Swiss specialty chemical producer Clariant is certain that its large shareholders - including those of Süd-Chemie, who hold 14% of the Swiss company's shares will support management's plan to remain independent, CFO Patrick Jany told the news agency Reuters.

In late March, market rumors surfaced that German chemical producer Evonik could be planning to launch a bid to take over Clariant and create a much larger specialty chemicals producer with annual sales of around €20 billion.

The rumors apparently were sparked by Evonik management's remarks that it was looking to add €3 billion in annual sales by 2018 by focusing on products with high barriers to entry and would consider acquisitions to meet the target.

At the time, Evonik and its minority shareholders, the German coal mining drawdown fund RAG with 69% of shares, and private equity investor CVC with 14% - the rest is in free float - declined comment, and Clariant CEO Hariolf Kottmann told the Swiss business newspaper, "The industry knows that we do not want to be taken over."

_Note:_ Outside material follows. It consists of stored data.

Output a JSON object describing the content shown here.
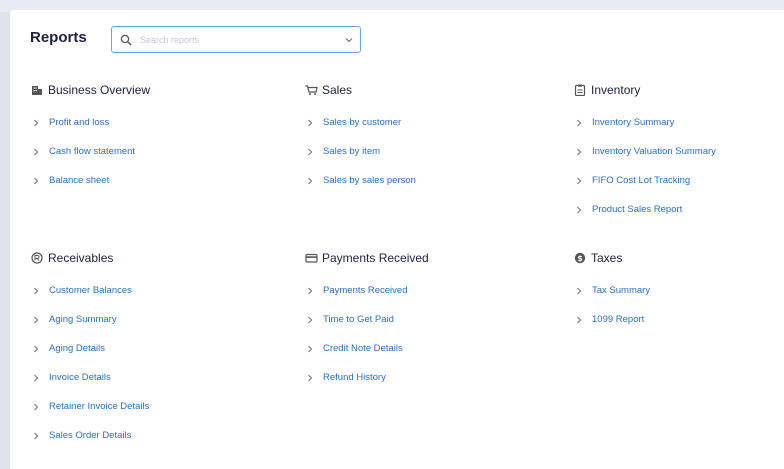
{
  "page": {
    "title": "Reports",
    "search": {
      "placeholder": "Search reports",
      "value": ""
    }
  },
  "sections": [
    {
      "key": "business",
      "title": "Business Overview",
      "icon": "building-icon",
      "items": [
        "Profit and loss",
        "Cash flow statement",
        "Balance sheet"
      ]
    },
    {
      "key": "sales",
      "title": "Sales",
      "icon": "cart-icon",
      "items": [
        "Sales by customer",
        "Sales by item",
        "Sales by sales person"
      ]
    },
    {
      "key": "inventory",
      "title": "Inventory",
      "icon": "clipboard-icon",
      "items": [
        "Inventory Summary",
        "Inventory Valuation Summary",
        "FIFO Cost Lot Tracking",
        "Product Sales Report"
      ]
    },
    {
      "key": "receivables",
      "title": "Receivables",
      "icon": "receivable-coin-icon",
      "items": [
        "Customer Balances",
        "Aging Summary",
        "Aging Details",
        "Invoice Details",
        "Retainer Invoice Details",
        "Sales Order Details"
      ]
    },
    {
      "key": "payments",
      "title": "Payments Received",
      "icon": "credit-card-icon",
      "items": [
        "Payments Received",
        "Time to Get Paid",
        "Credit Note Details",
        "Refund History"
      ]
    },
    {
      "key": "taxes",
      "title": "Taxes",
      "icon": "dollar-coin-icon",
      "items": [
        "Tax Summary",
        "1099 Report"
      ]
    }
  ],
  "colors": {
    "link": "#2a6fc9",
    "heading": "#1f2240",
    "search_border": "#6aa3e6"
  }
}
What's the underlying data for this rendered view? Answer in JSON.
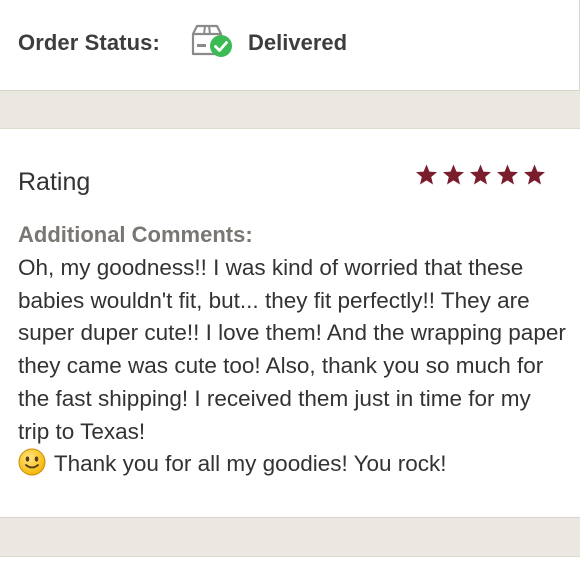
{
  "order": {
    "status_label": "Order Status:",
    "status_value": "Delivered",
    "status_icon": "package-delivered-icon",
    "check_color": "#3cba54"
  },
  "review": {
    "rating_label": "Rating",
    "stars": 5,
    "star_color": "#7a1e2e",
    "comments_heading": "Additional Comments:",
    "comments_emoji": "slightly-smiling-face-icon",
    "comments_before": "Oh, my goodness!! I was kind of worried that these babies wouldn't fit, but... they fit perfectly!! They are super duper cute!! I love them! And the wrapping paper they came was cute too! Also, thank you so much for the fast shipping! I received them just in time for my trip to Texas!",
    "comments_after": " Thank you for all my goodies! You rock!"
  }
}
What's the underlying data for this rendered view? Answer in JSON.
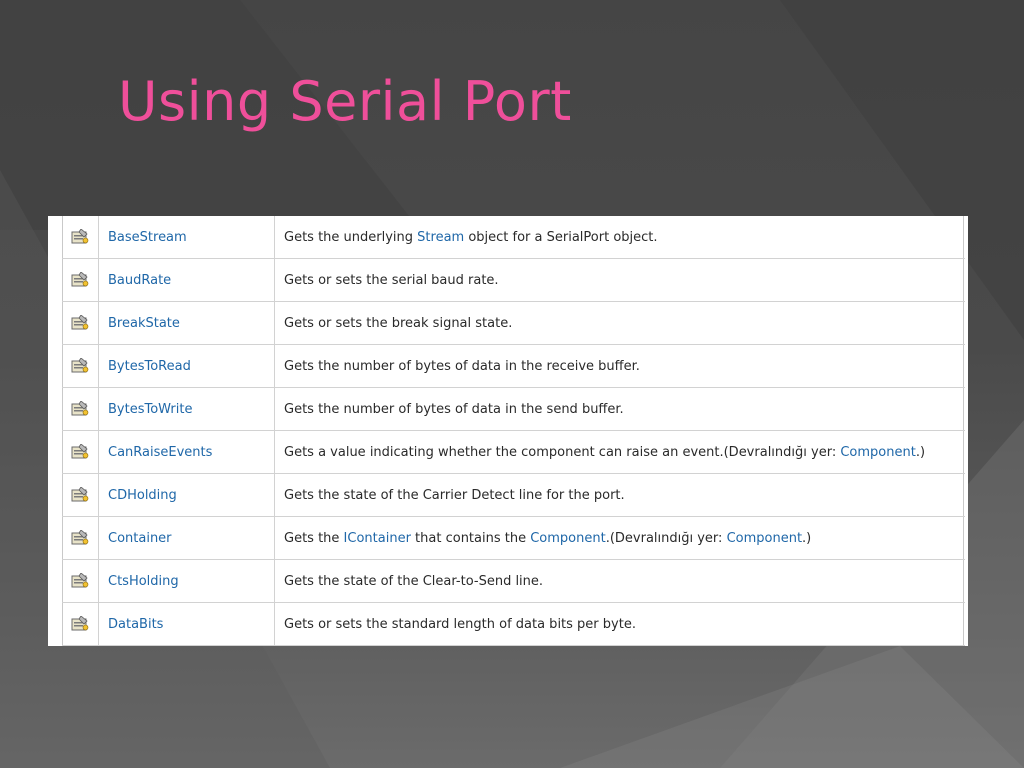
{
  "slide": {
    "title": "Using Serial Port"
  },
  "icon_name": "property-icon",
  "colors": {
    "title": "#ef4f9a",
    "link": "#1f67a8",
    "text": "#2a2a2a"
  },
  "properties": [
    {
      "name": "BaseStream",
      "desc": [
        {
          "t": "Gets the underlying "
        },
        {
          "t": "Stream",
          "link": true
        },
        {
          "t": " object for a SerialPort object."
        }
      ]
    },
    {
      "name": "BaudRate",
      "desc": [
        {
          "t": "Gets or sets the serial baud rate."
        }
      ]
    },
    {
      "name": "BreakState",
      "desc": [
        {
          "t": "Gets or sets the break signal state."
        }
      ]
    },
    {
      "name": "BytesToRead",
      "desc": [
        {
          "t": "Gets the number of bytes of data in the receive buffer."
        }
      ]
    },
    {
      "name": "BytesToWrite",
      "desc": [
        {
          "t": "Gets the number of bytes of data in the send buffer."
        }
      ]
    },
    {
      "name": "CanRaiseEvents",
      "desc": [
        {
          "t": "Gets a value indicating whether the component can raise an event.(Devralındığı yer: "
        },
        {
          "t": "Component",
          "link": true
        },
        {
          "t": ".)"
        }
      ]
    },
    {
      "name": "CDHolding",
      "desc": [
        {
          "t": "Gets the state of the Carrier Detect line for the port."
        }
      ]
    },
    {
      "name": "Container",
      "desc": [
        {
          "t": "Gets the "
        },
        {
          "t": "IContainer",
          "link": true
        },
        {
          "t": " that contains the "
        },
        {
          "t": "Component",
          "link": true
        },
        {
          "t": ".(Devralındığı yer: "
        },
        {
          "t": "Component",
          "link": true
        },
        {
          "t": ".)"
        }
      ]
    },
    {
      "name": "CtsHolding",
      "desc": [
        {
          "t": "Gets the state of the Clear-to-Send line."
        }
      ]
    },
    {
      "name": "DataBits",
      "desc": [
        {
          "t": "Gets or sets the standard length of data bits per byte."
        }
      ]
    }
  ]
}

The Swiss specialty chemicals producer itself has been fairly active on the M&A scene, following up its 2013 acquisition of Süd-Chemie with several other bolt-on deals.

For the first quarter of 2015, Clariant reported a 4% rise in sales from continuing operations denominated in local currencies. In Swiss francs, sales fell 2% to 1.465 billion from 1.492 billion francs. EBITDA before exceptionals receded by the same margin to 206 Swiss francs, and the EBITDA margin before exceptional items was flat at the Q1 2014 level of 14.1%.